Um tostão furado de fumo podre - JOSÉ NÊUMANNE

O Estado de S.Paulo - 07/08

O que Bolsonaro diz nada vale no minuto seguinte, seja por ignorância ou esperteza

Palavra de rei não volta atrás. Esse brocardo do velho regime monárquico sobrevive na boca do povo na República, mas nunca foi exigido dos ocupantes dos cargos mais altos do governo o compromisso inamovível da estabilidade que antes era um dever real.

No caso do Brasil contemporâneo, a instabilidade resulta da completa desmoralização do conceito de divisão dos Poderes cunhado pelo barão de Montesquieu ainda na vigência do Velho Regime, que antecedeu a Revolução Francesa, no século 18. O Legislativo se fortalece na situação de poder real sem a devida autorização constitucional para substituir o Executivo e este se dá ao desplante de violar a Constituição. O Judiciário exime os seus próprios mandatários do mais alto escalão de prestarem conta de seus deveres, jogando no lixo o mais pétreo de todos os conceitos da democracia: o da igualdade de todos os cidadãos perante o talante da lei.

No impeachment de Dilma Rousseff, um acordo entre os então presidentes do Senado, Renan Calheiros, e do Supremo Tribunal Federal (STF), Ricardo Lewandowski, mandou às favas o princípio constitucional da obrigação do chefe de Estado deposto de passar oito anos sem cargo público. Em nome do direito sagrado da petista a ser “merendeira da escola”, a ex-“presidenta” foi dispensada da obrigação constitucional, candidatou-se ao Senado por Minas e foi punida pelo eleitor com o último lugar na contagem dos votos.

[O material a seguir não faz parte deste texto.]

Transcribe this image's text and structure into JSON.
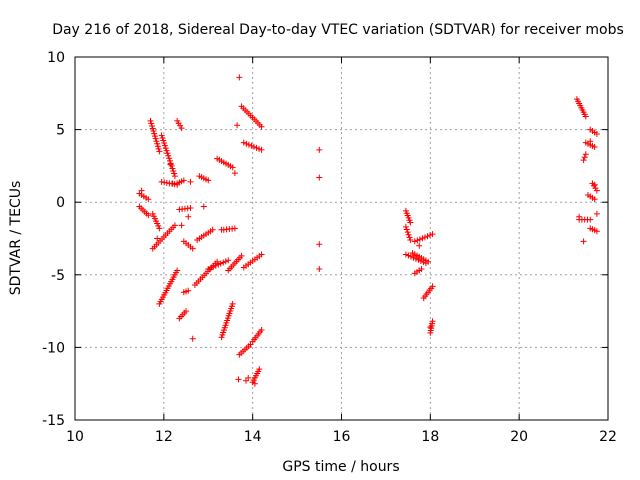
{
  "chart_data": {
    "type": "scatter",
    "title": "Day 216 of 2018, Sidereal Day-to-day VTEC variation (SDTVAR) for receiver mobs",
    "xlabel": "GPS time / hours",
    "ylabel": "SDTVAR / TECUs",
    "xlim": [
      10,
      22
    ],
    "ylim": [
      -15,
      10
    ],
    "xticks": [
      10,
      12,
      14,
      16,
      18,
      20,
      22
    ],
    "yticks": [
      -15,
      -10,
      -5,
      0,
      5,
      10
    ],
    "xtick_labels": [
      "10",
      "12",
      "14",
      "16",
      "18",
      "20",
      "22"
    ],
    "ytick_labels": [
      "-15",
      "-10",
      "-5",
      "0",
      "5",
      "10"
    ],
    "grid": true,
    "marker": "+",
    "color": "#ff0000",
    "series": [
      {
        "name": "SDTVAR",
        "segments": [
          [
            [
              11.45,
              0.6
            ],
            [
              11.65,
              0.2
            ]
          ],
          [
            [
              11.45,
              -0.3
            ],
            [
              11.65,
              -0.9
            ]
          ],
          [
            [
              11.7,
              5.6
            ],
            [
              11.9,
              3.5
            ]
          ],
          [
            [
              11.75,
              -0.8
            ],
            [
              11.9,
              -1.8
            ]
          ],
          [
            [
              11.75,
              -3.2
            ],
            [
              12.25,
              -1.6
            ]
          ],
          [
            [
              11.95,
              4.6
            ],
            [
              12.25,
              1.8
            ]
          ],
          [
            [
              11.95,
              1.4
            ],
            [
              12.3,
              1.2
            ]
          ],
          [
            [
              11.9,
              -7.0
            ],
            [
              12.3,
              -4.7
            ]
          ],
          [
            [
              12.3,
              1.3
            ],
            [
              12.45,
              1.5
            ]
          ],
          [
            [
              12.3,
              5.6
            ],
            [
              12.4,
              5.1
            ]
          ],
          [
            [
              12.35,
              -0.5
            ],
            [
              12.6,
              -0.4
            ]
          ],
          [
            [
              12.35,
              -8.0
            ],
            [
              12.5,
              -7.5
            ]
          ],
          [
            [
              12.45,
              -2.7
            ],
            [
              12.65,
              -3.2
            ]
          ],
          [
            [
              12.45,
              -6.2
            ],
            [
              12.55,
              -6.1
            ]
          ],
          [
            [
              12.7,
              -5.7
            ],
            [
              13.2,
              -4.1
            ]
          ],
          [
            [
              12.75,
              -2.6
            ],
            [
              13.1,
              -1.9
            ]
          ],
          [
            [
              12.8,
              1.8
            ],
            [
              13.0,
              1.5
            ]
          ],
          [
            [
              13.0,
              -4.6
            ],
            [
              13.45,
              -4.0
            ]
          ],
          [
            [
              13.2,
              3.0
            ],
            [
              13.55,
              2.4
            ]
          ],
          [
            [
              13.35,
              -1.9
            ],
            [
              13.6,
              -1.8
            ]
          ],
          [
            [
              13.3,
              -9.3
            ],
            [
              13.55,
              -7.0
            ]
          ],
          [
            [
              13.45,
              -4.7
            ],
            [
              13.75,
              -3.7
            ]
          ],
          [
            [
              13.75,
              6.6
            ],
            [
              14.2,
              5.2
            ]
          ],
          [
            [
              13.8,
              4.1
            ],
            [
              14.2,
              3.6
            ]
          ],
          [
            [
              13.8,
              -4.5
            ],
            [
              14.2,
              -3.6
            ]
          ],
          [
            [
              13.7,
              -10.5
            ],
            [
              13.95,
              -9.8
            ]
          ],
          [
            [
              14.0,
              -9.6
            ],
            [
              14.2,
              -8.8
            ]
          ],
          [
            [
              14.0,
              -12.4
            ],
            [
              14.15,
              -11.5
            ]
          ],
          [
            [
              17.45,
              -0.6
            ],
            [
              17.55,
              -1.4
            ]
          ],
          [
            [
              17.45,
              -1.7
            ],
            [
              17.55,
              -2.6
            ]
          ],
          [
            [
              17.45,
              -3.6
            ],
            [
              17.9,
              -4.2
            ]
          ],
          [
            [
              17.6,
              -3.5
            ],
            [
              17.95,
              -4.1
            ]
          ],
          [
            [
              17.65,
              -2.7
            ],
            [
              18.05,
              -2.2
            ]
          ],
          [
            [
              17.65,
              -4.9
            ],
            [
              17.8,
              -4.6
            ]
          ],
          [
            [
              17.85,
              -6.6
            ],
            [
              18.05,
              -5.8
            ]
          ],
          [
            [
              18.0,
              -9.0
            ],
            [
              18.05,
              -8.2
            ]
          ],
          [
            [
              21.3,
              7.1
            ],
            [
              21.5,
              5.9
            ]
          ],
          [
            [
              21.35,
              -1.2
            ],
            [
              21.6,
              -1.2
            ]
          ],
          [
            [
              21.45,
              2.9
            ],
            [
              21.5,
              3.3
            ]
          ],
          [
            [
              21.5,
              4.1
            ],
            [
              21.7,
              3.8
            ]
          ],
          [
            [
              21.55,
              0.5
            ],
            [
              21.7,
              0.2
            ]
          ],
          [
            [
              21.6,
              5.0
            ],
            [
              21.75,
              4.7
            ]
          ],
          [
            [
              21.65,
              1.3
            ],
            [
              21.75,
              0.8
            ]
          ],
          [
            [
              21.6,
              -1.8
            ],
            [
              21.75,
              -2.0
            ]
          ]
        ],
        "points": [
          [
            11.5,
            0.8
          ],
          [
            11.85,
            -2.5
          ],
          [
            12.15,
            2.6
          ],
          [
            12.2,
            1.3
          ],
          [
            12.4,
            -1.6
          ],
          [
            12.55,
            -1.0
          ],
          [
            12.65,
            -9.4
          ],
          [
            12.6,
            1.4
          ],
          [
            12.9,
            -0.3
          ],
          [
            13.3,
            -1.9
          ],
          [
            13.6,
            2.0
          ],
          [
            13.65,
            5.3
          ],
          [
            13.7,
            8.6
          ],
          [
            13.68,
            -12.2
          ],
          [
            13.85,
            -12.3
          ],
          [
            13.9,
            -12.1
          ],
          [
            14.05,
            -12.5
          ],
          [
            15.5,
            3.6
          ],
          [
            15.5,
            1.7
          ],
          [
            15.5,
            -2.9
          ],
          [
            15.5,
            -4.6
          ],
          [
            17.75,
            -3.0
          ],
          [
            18.0,
            -8.6
          ],
          [
            21.35,
            -1.0
          ],
          [
            21.45,
            -2.7
          ],
          [
            21.6,
            4.2
          ],
          [
            21.7,
            1.2
          ],
          [
            21.75,
            -0.8
          ]
        ]
      }
    ]
  }
}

O atual presidente do STF, Dias Toffoli, extrapolou muito suas funções ao decretar punição rigorosa da lei a qualquer cidadão que criticar publicamente os membros de sua grei. Do alto de sua delirante onipotência, ele indicou o colega Alexandre de Moraes para relatar o inquérito punitivo, sem sorteio nem consulta aos pares do plenário. No Brasil de hoje, decreto de presidente do STF não se discute, cumpre-se, como diziam os políticos de antanho em relação aos juízes em geral. O relator censurou a revista Crusoé por ter publicado notícia oficial considerada ofensiva à honra de el-rey.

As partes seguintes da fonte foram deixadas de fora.